Curaçao = Cure a Sow

Punda and the Queen Emma Pontoon Bridge – a UNESCO world heritage site.

Hello Lady Sensory,

Your package was sent out on February 9, 2012. It usually takes 14-21 working days to arrive at its destination. At this moment it has been 12 working days.
Please let us know when it arrives….
Every time I place an order, I forget how long this package takes to get to the U.S. and wind up looking like an impatient shrew.  If I tell you what’s inside you’re totally going to think I’m looney-tunes.  Ever since I hightailed it to Curaçao two years ago, I’ve been purchasing this treat for myself at least once a year.  I’ll make this my first installment regarding my trip to Curaçao, which is pronounced exactly as described in the title of this post. Contrary to popular belief, it does not rhyme with Morocco.  I picked this destination due to the wide array of things to do, but also for its reputation for being the current “hot destination” for arts, architecture and culture in the Caribbean.  I have to say, it did not disappoint.  I’m only going to cover some highlights for this particular post, but don’t worry – we’ll get to the rest (restaurants, a special day trip and my getting stranded in Aruba) at some point!
Curaçao is noted for its Dutch-influenced architecture (as pictured above) as well as this nifty floating market (below).  The boats come in from Venezuela and offer fresh produce and other goods.  There are also local artisans and craftspeople offering their items nearby.
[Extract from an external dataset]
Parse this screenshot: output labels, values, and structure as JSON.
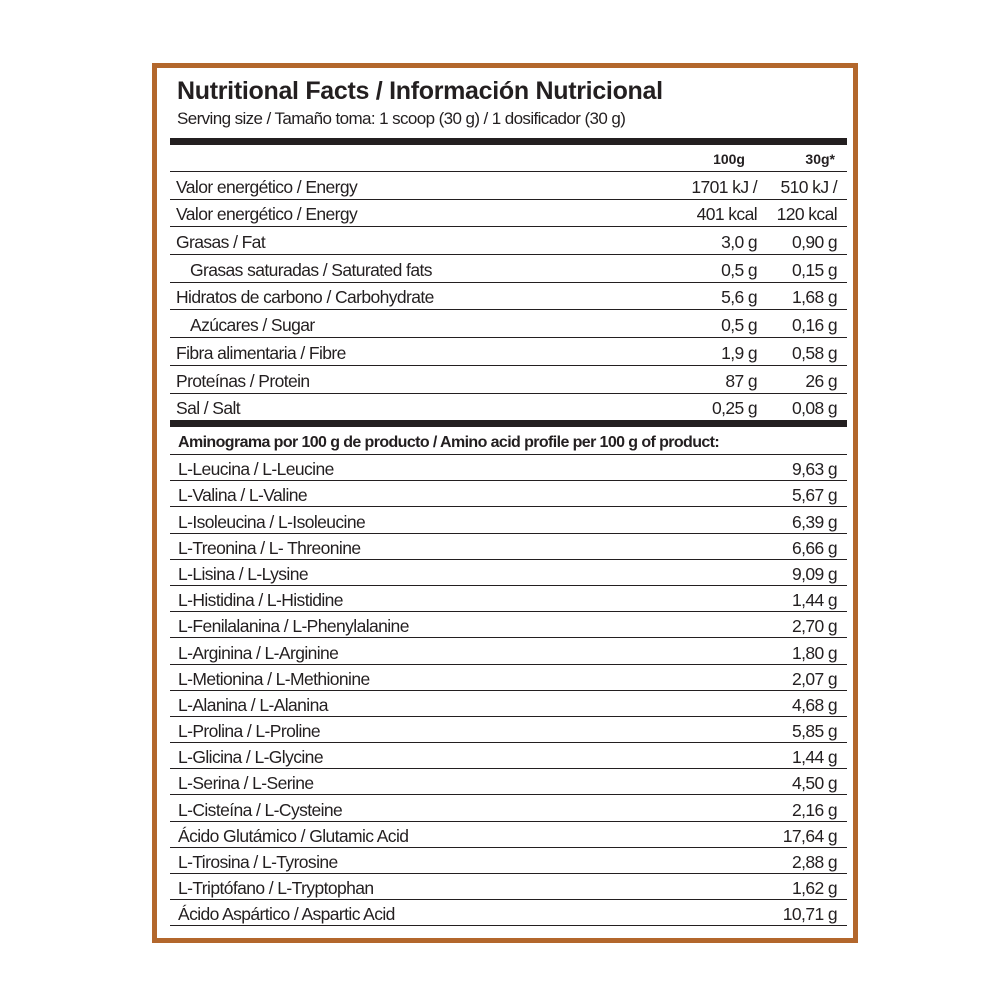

Floating market in Curaçao

I’ll have you know that by the time I arrived in Curaçao I was a hot mess. Seriously.  I had recently been in a car accident and had some ridiculous work drama going on that anyone who has ever worked in sales could appreciate.  We won’t dwell on that now, but I will say that my stress-induced, adult-onset acne was a living reminder of Ramona Quimby’s sister, who was nicknamed ‘Pizza Face,’ in one of those Beverly Cleary novels.  So when I got to the hotel and still had some daylight hours to mosey around, I headed to the Kura Hulanda Museum which is located right on the property of the Kura Hulanda Resort which features African art and exhibits revolving around the Trans-Atlantic Slave Trade.

Mikve Israel-Emanuel Synagogue

Liqueur distillery at Chobolobo. Hey, it was 5:00 somewhere....

The work of local artist, Nena Sanchez

While in Curaçao, I went to an aquarium, took a jeep excursion up to Christoffel National Park, visited a Synagogue, hit the Landhuis Chobolobo to sample some Senior Curaçao of Curaçao liqueur, photographed tons of architecture and managed to get sunburned three times despite liberal application of sunscreen – the sun is very intense there!  It’s relatively easy and inexpensive to get around Curaçao by bus if you don’t mind taking your time to get from place to place.

He's ready for his close-up!

This one looks cray-cray! Fortunately, they don't let you feed the adults.

Getting back to the point of this post, the coolest mini-excursion was the trip to the Ostrich Farm and Aloe Plantation.  There is an African restaurant there as well as an African art store. It sounds gross, but the ostrich are farmed for their meat and bones and the bones are used by the African Artists for carving and crafts.  There is no waste on the farm – they are very eco-conscious and use all parts of the animal. The Aloe Plantation is under the same owner and it is all organic and no pesticides are used.  They offer tours of the farm where you can feed an ostrich. Of course one managed to bite me – but it was more like a hard pinch and no skin was broken.  After finishing up my tour, I eased on down the road to the Aloe Plantation.  The Aloe Plantation was a world of splendor. They fed everyone samples of aloe plant because it has curative properties. They even have an aloe juice of sorts. While that’s all fine and good, I preferred aloe on my thrice-sunburned skin and would prefer drinking booze versus aloe. It’s not very tasty. Everybody has their something.  Right? So this is what I like and use and re-order: Aloe Pure Gel which is 98% pure aloe  with lavender & tea tree oils to help balance everything out. Additionally I like the Night Cream which has aloe as well as shea butter and ostrich oil. That Night Cream was amazing for my sad sunburned skin, but unfotunately it didn’t keep me from peeling.
I’m happy to report that by the time I departed, the sunburn and zits were not as bad, and I totally attribute that to the aloe…which is why I am a repeat offender in international retail therapy (a.k.a. product whore).

My car seems to be parked at the Aloe Plantation, but I did not drive to Curaçao.

The workshop of another local artist, Serena Janet Israel, who makes Chichi sculptures (older, wiser sister). The workshop is located on the road between the Ostrich Farm and the Aloe Plantation.